Learning-Based pseudo-relevance feedback for patent retrieval

  • Authors:
  • Parvaz Mahdabi;Fabio Crestani

  • Affiliations:
  • Faculty of Informatics, University of Lugano, Switzerland;Faculty of Informatics, University of Lugano, Switzerland

  • Venue:
  • IRFC'12 Proceedings of the 5th conference on Multidisciplinary Information Retrieval
  • Year:
  • 2012

Quantified Score

Hi-index 0.00

Visualization

Abstract

Pseudo-relevance feedback (PRF) is an effective approach in Information Retrieval but unfortunately many experiments have shown that PRF is ineffective in patent retrieval.

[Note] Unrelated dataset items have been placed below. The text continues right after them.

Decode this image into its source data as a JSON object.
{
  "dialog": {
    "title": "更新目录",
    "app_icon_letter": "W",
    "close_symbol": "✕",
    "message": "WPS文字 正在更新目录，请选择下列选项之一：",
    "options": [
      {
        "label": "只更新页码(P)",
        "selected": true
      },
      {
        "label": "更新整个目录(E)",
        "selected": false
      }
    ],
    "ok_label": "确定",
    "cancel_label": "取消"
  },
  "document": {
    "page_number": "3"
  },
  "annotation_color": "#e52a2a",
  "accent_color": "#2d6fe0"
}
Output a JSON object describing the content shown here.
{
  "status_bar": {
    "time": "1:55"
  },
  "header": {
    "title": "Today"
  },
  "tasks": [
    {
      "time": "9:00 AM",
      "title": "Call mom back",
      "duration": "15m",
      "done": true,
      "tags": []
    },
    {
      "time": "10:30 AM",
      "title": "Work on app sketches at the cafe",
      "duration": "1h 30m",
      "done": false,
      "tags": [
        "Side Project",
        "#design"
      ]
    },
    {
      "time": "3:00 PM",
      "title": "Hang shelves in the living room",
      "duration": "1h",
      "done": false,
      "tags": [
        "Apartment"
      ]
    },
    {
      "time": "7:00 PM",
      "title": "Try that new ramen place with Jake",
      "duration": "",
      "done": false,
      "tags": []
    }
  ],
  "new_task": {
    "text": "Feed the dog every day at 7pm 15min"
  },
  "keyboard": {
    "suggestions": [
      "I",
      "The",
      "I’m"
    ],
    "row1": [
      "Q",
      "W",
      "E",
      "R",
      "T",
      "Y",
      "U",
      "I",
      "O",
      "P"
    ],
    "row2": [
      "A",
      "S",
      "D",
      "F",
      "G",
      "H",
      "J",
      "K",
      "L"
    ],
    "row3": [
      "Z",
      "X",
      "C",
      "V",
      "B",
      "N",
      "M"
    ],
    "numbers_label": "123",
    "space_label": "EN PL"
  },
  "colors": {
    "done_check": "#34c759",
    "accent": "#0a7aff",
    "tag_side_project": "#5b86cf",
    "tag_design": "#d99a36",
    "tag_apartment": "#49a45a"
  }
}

This is because the quality of initial results in the patent retrieval is poor and therefore estimating a relevance model via PRF often hurts the retrieval performance due to off-topic terms. We propose a learning to rank framework for estimating the effectiveness of a patent document in terms of its performance in PRF. Specifically, the knowledge of effective feedback documents on past queries is used to estimate effective feedback documents for new queries. This is achieved by introducing features correlated with feedback document effectiveness. We use patent-specific contents to define such features. We then apply regression to predict document effectiveness given the proposed features. We evaluated the effectiveness of the proposed method on the patent prior art search collection CLEF-IP 2010. Our experimental results show significantly improved retrieval accuracy over a PRF baseline which expands the query using all top-ranked documents.